Por Que Razão os Defensores da Privacidade Estão Atentos
O debate sobre a identificação digital nunca aconteceu num vácuo. O mal-estar público em relação ao rastreio governamental tem vindo a aumentar há já algum tempo. Um inquérito recente revelou que a maioria dos britânicos temia ser rastreada pelo governo caso o esquema avançasse, refletindo um ceticismo profundo sobre a forma como uma base de dados nacional de identidade poderia ser usada, protegida ou expandida uma vez construída.
Esse ceticismo não é exclusivo do Reino Unido. Governos de todo o mundo debatem-se com questões semelhantes sobre o equilíbrio entre a conveniência digital e a privacidade pessoal. Na Índia, por exemplo, as autoridades chegaram ao ponto de argumentar em tribunal que a privacidade em espaços públicos é efetivamente um oximoro, uma posição que ilustra até que ponto o debate sobre a vigilância estatal pode descarrilar quando os sistemas de identidade e dados se expandem sem controlo.
A segurança é a outra metade da equação.
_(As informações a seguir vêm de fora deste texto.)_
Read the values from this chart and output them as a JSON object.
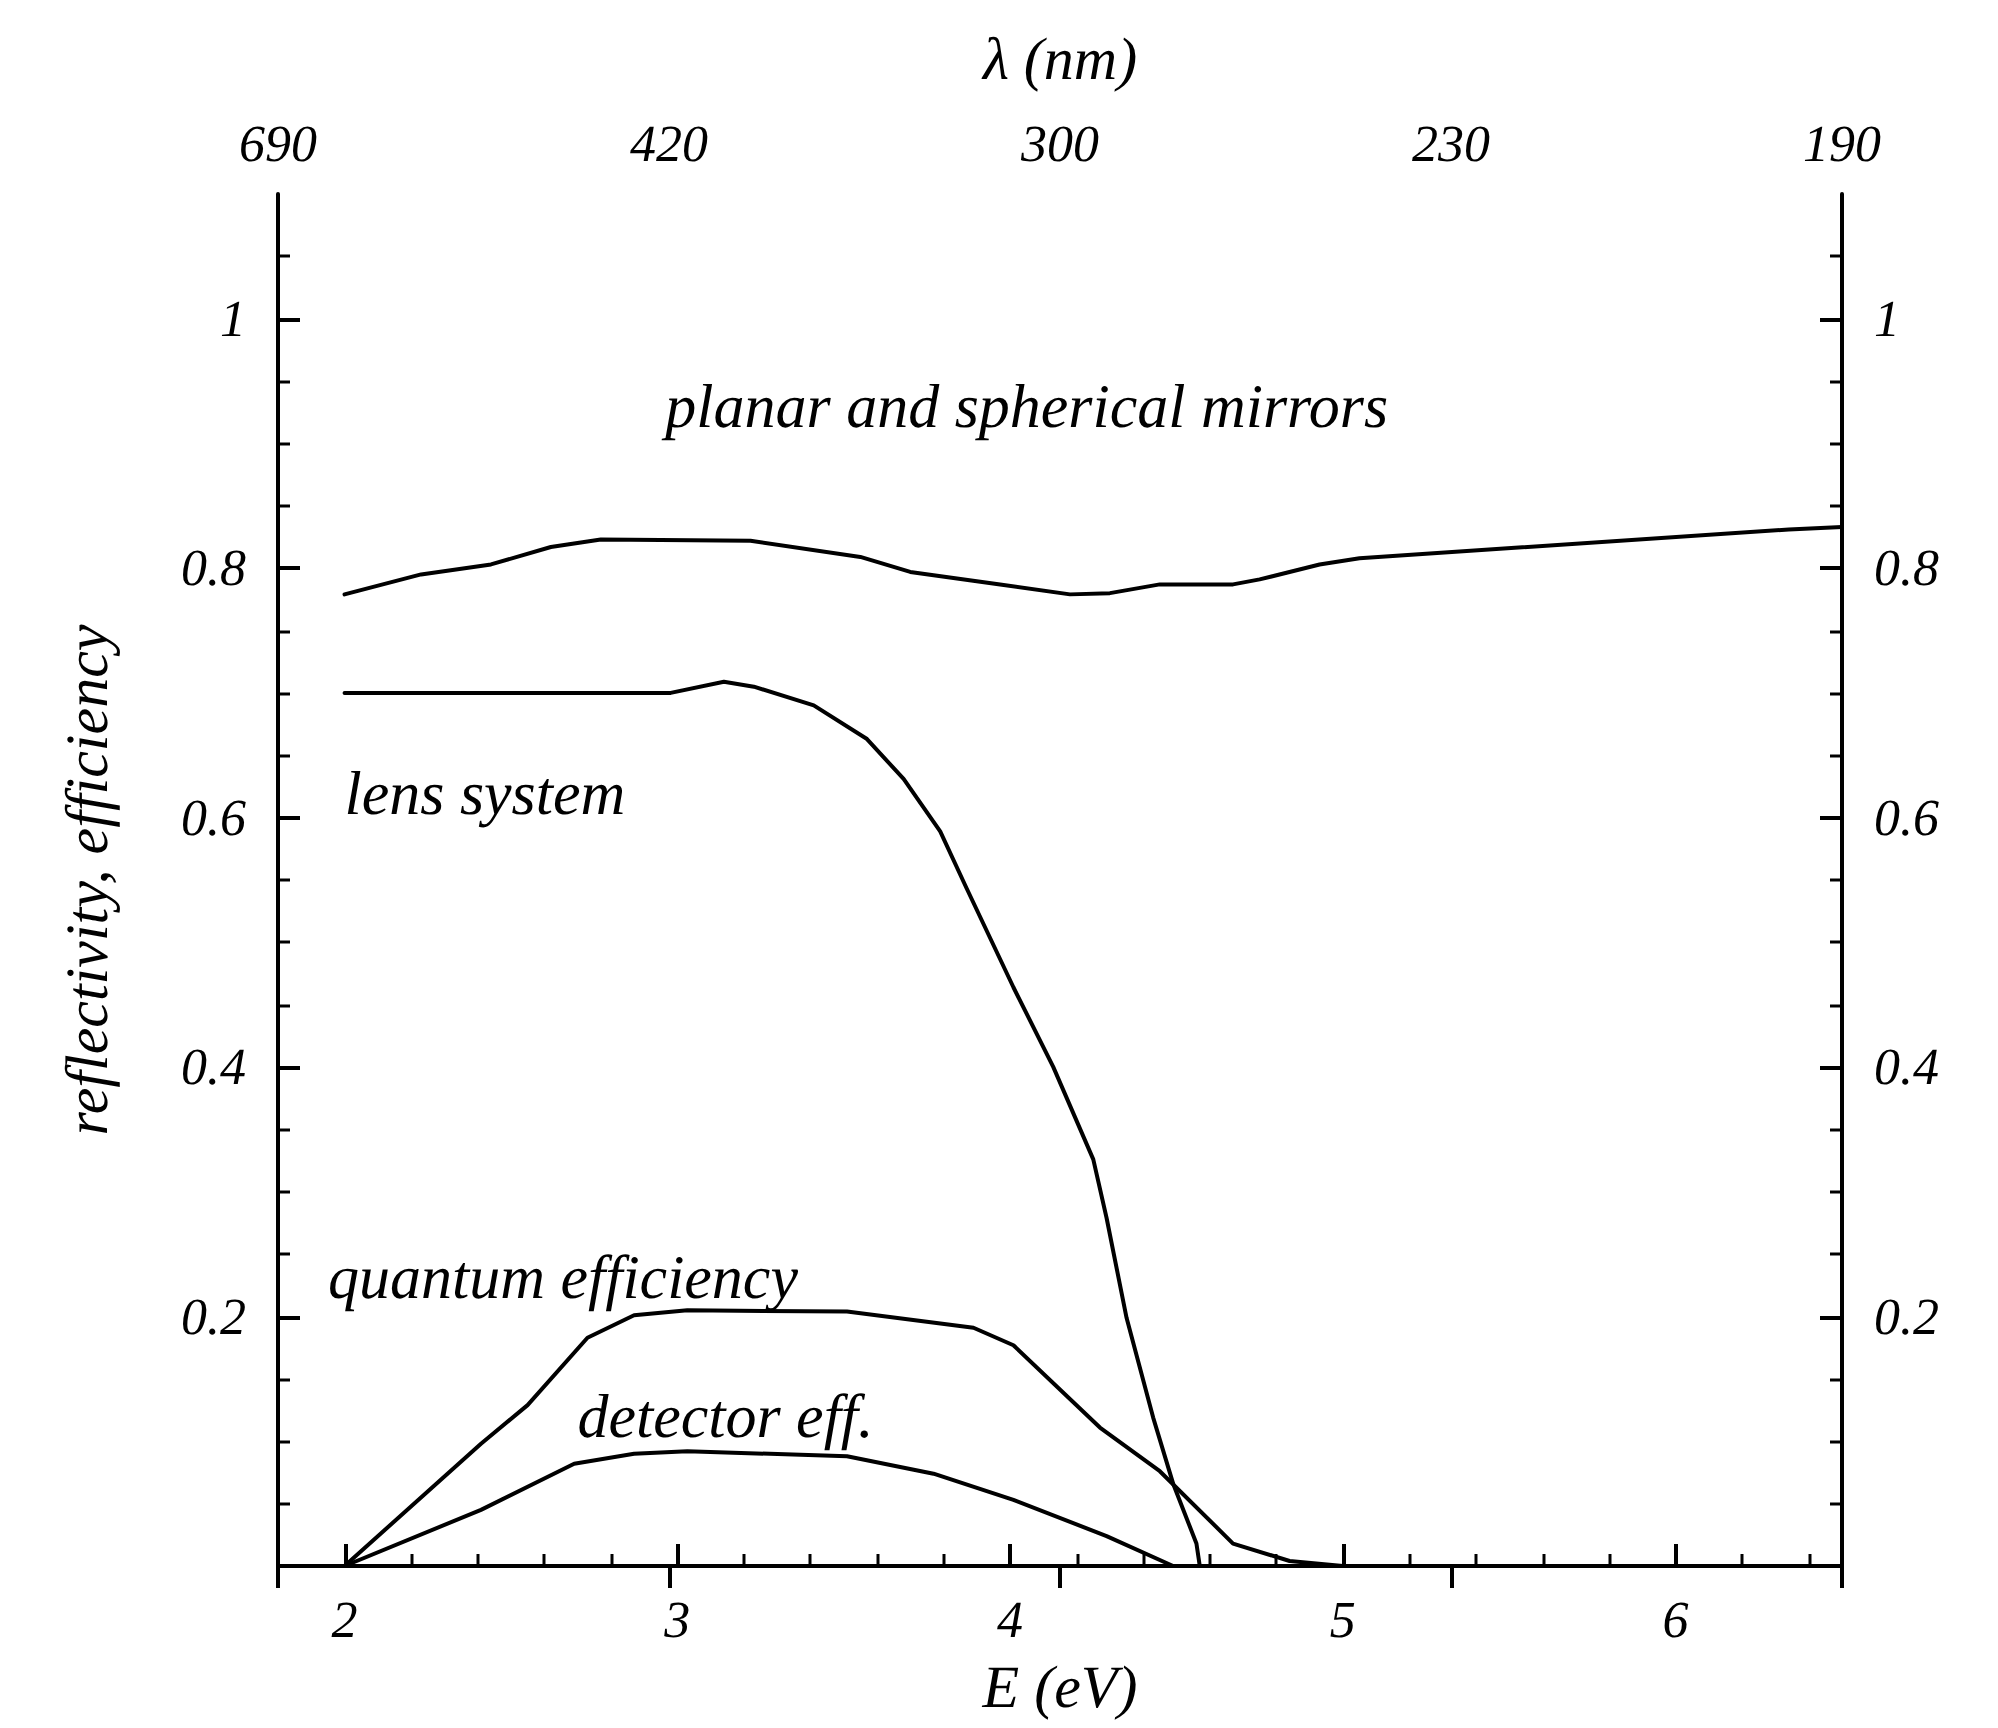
{
  "chart_data": {
    "type": "line",
    "xlabel": "E (eV)",
    "ylabel": "reflectivity, efficiency",
    "x2label": "λ (nm)",
    "xlim": [
      1.8,
      6.5
    ],
    "xticks": [
      2,
      3,
      4,
      5,
      6
    ],
    "annotations": [
      "690",
      "420",
      "300",
      "230",
      "190"
    ],
    "ylim": [
      0,
      1.1
    ],
    "yticks": [
      {
        "value": 0,
        "label": null
      },
      0.2,
      0.4,
      0.6,
      0.8,
      1
    ],
    "y2lim": [
      0,
      1.1
    ],
    "y2ticks": [
      {
        "value": 0,
        "label": null
      },
      0.2,
      0.4,
      0.6,
      0.8,
      1
    ],
    "grid": false,
    "legend": false,
    "marker": "none",
    "line_style": "solid",
    "series": [
      {
        "name": "planar and spherical mirrors",
        "color": "#000000",
        "x": [
          2.0,
          2.23,
          2.44,
          2.62,
          2.77,
          3.22,
          3.55,
          3.7,
          3.97,
          4.18,
          4.3,
          4.45,
          4.67,
          4.75,
          4.93,
          5.05,
          6.34,
          6.5
        ],
        "values": [
          0.779,
          0.795,
          0.803,
          0.817,
          0.823,
          0.822,
          0.809,
          0.797,
          0.787,
          0.779,
          0.78,
          0.787,
          0.787,
          0.791,
          0.803,
          0.808,
          0.831,
          0.833
        ]
      },
      {
        "name": "lens system",
        "color": "#000000",
        "x": [
          2.0,
          2.98,
          3.14,
          3.23,
          3.41,
          3.57,
          3.68,
          3.79,
          3.87,
          4.01,
          4.13,
          4.25,
          4.29,
          4.35,
          4.43,
          4.49,
          4.56,
          4.57
        ],
        "values": [
          0.7,
          0.7,
          0.709,
          0.705,
          0.69,
          0.663,
          0.631,
          0.589,
          0.543,
          0.464,
          0.4,
          0.326,
          0.279,
          0.199,
          0.119,
          0.066,
          0.018,
          0
        ]
      },
      {
        "name": "quantum efficiency",
        "color": "#000000",
        "x": [
          2.0,
          2.41,
          2.55,
          2.73,
          2.87,
          3.03,
          3.51,
          3.89,
          4.01,
          4.27,
          4.45,
          4.67,
          4.84,
          5.0
        ],
        "values": [
          0,
          0.098,
          0.129,
          0.183,
          0.201,
          0.205,
          0.204,
          0.191,
          0.177,
          0.111,
          0.076,
          0.018,
          0.004,
          0
        ]
      },
      {
        "name": "detector eff.",
        "color": "#000000",
        "x": [
          2.0,
          2.41,
          2.69,
          2.87,
          3.03,
          3.51,
          3.77,
          4.01,
          4.29,
          4.49
        ],
        "values": [
          0,
          0.045,
          0.082,
          0.09,
          0.092,
          0.088,
          0.074,
          0.053,
          0.024,
          0
        ]
      }
    ]
  }
}
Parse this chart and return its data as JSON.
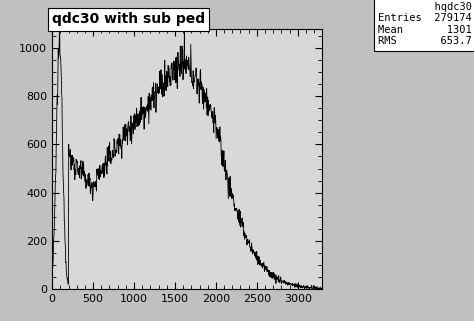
{
  "title": "qdc30 with sub ped",
  "legend_title": "hqdc30",
  "entries": "279174",
  "mean": "1301",
  "rms": "653.7",
  "xlim": [
    0,
    3300
  ],
  "ylim": [
    0,
    1080
  ],
  "xticks": [
    0,
    500,
    1000,
    1500,
    2000,
    2500,
    3000
  ],
  "yticks": [
    0,
    200,
    400,
    600,
    800,
    1000
  ],
  "bg_color": "#c0c0c0",
  "plot_bg_color": "#d8d8d8",
  "line_color": "#000000",
  "seed": 12345,
  "n_points": 800,
  "title_fontsize": 10,
  "tick_labelsize": 8,
  "stats_fontsize": 7.5
}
As bases de dados centralizadas são alvos atrativos, e o Reino Unido já viu o que pode correr mal quando dados pessoais sensíveis caem nas mãos erradas. As consequências da violação de dados do NHS da Synnovis, em que dados roubados de pacientes apareceram na dark web, são um lembrete de que até sistemas institucionais bem financiados podem ser comprometidos, e que as consequências para as pessoas comuns podem perdurar muito depois do incidente inicial.
O Que Isto Significa Para Si
Se é um residente no Reino Unido que tinha preocupações quanto a uma identificação digital nacional obrigatória ou semiobrigatória, esta notícia é provavelmente um alívio, pelo menos a curto prazo. Descartar o esquema significa que não haverá uma implementação imediata de uma base de dados de identidade centralizada ligada aos serviços governamentais. Mas não significa que a conversa sobre a identidade digital tenha terminado. Dada a frequência das mudanças de liderança em Westminster ultimamente, um futuro governo poderá reavivar uma proposta semelhante, possivelmente com um nome diferente e com salvaguardas diferentes.
Vale também a pena lembrar que os sistemas de identidade digital, sob várias formas, já fazem parte da vida quotidiana através de aplicações bancárias, portais de impostos e acessos ao NHS. A ausência de um grande esquema nacional não elimina a necessidade de pensar cuidadosamente sobre como os dados pessoais são armazenados, partilhados e protegidos nos muitos sistemas mais pequenos que já existem.
Manter-se Informado Enquanto as Políticas Continuam a Mudar
A rápida rotação de primeiros-ministros no Reino Unido dificultou o planeamento de políticas tecnológicas de longo prazo, e o esquema de identificação digital é agora a mais recente baixa dessa instabilidade. Por agora, os riscos imediatos de privacidade associados a uma base de dados nacional de identidade centralizada parecem estar fora de cima da mesa.
Daqui para a frente, mantenha-se atento à forma como o novo governo enquadra a verificação de identidade e a política de partilha de dados, uma vez que estas questões tendem a ressurgir sob novas formas em vez de desaparecerem por completo. Participe nas consultas públicas, se estas surgirem, coloque questões sobre a retenção e segurança dos dados sempre que um novo serviço digital solicitar a verificação de identidade e continue a apoiar um jornalismo transparente sobre a evolução destas políticas. As proteções da privacidade são mais fáceis de garantir antes de um sistema ser construído, e não depois.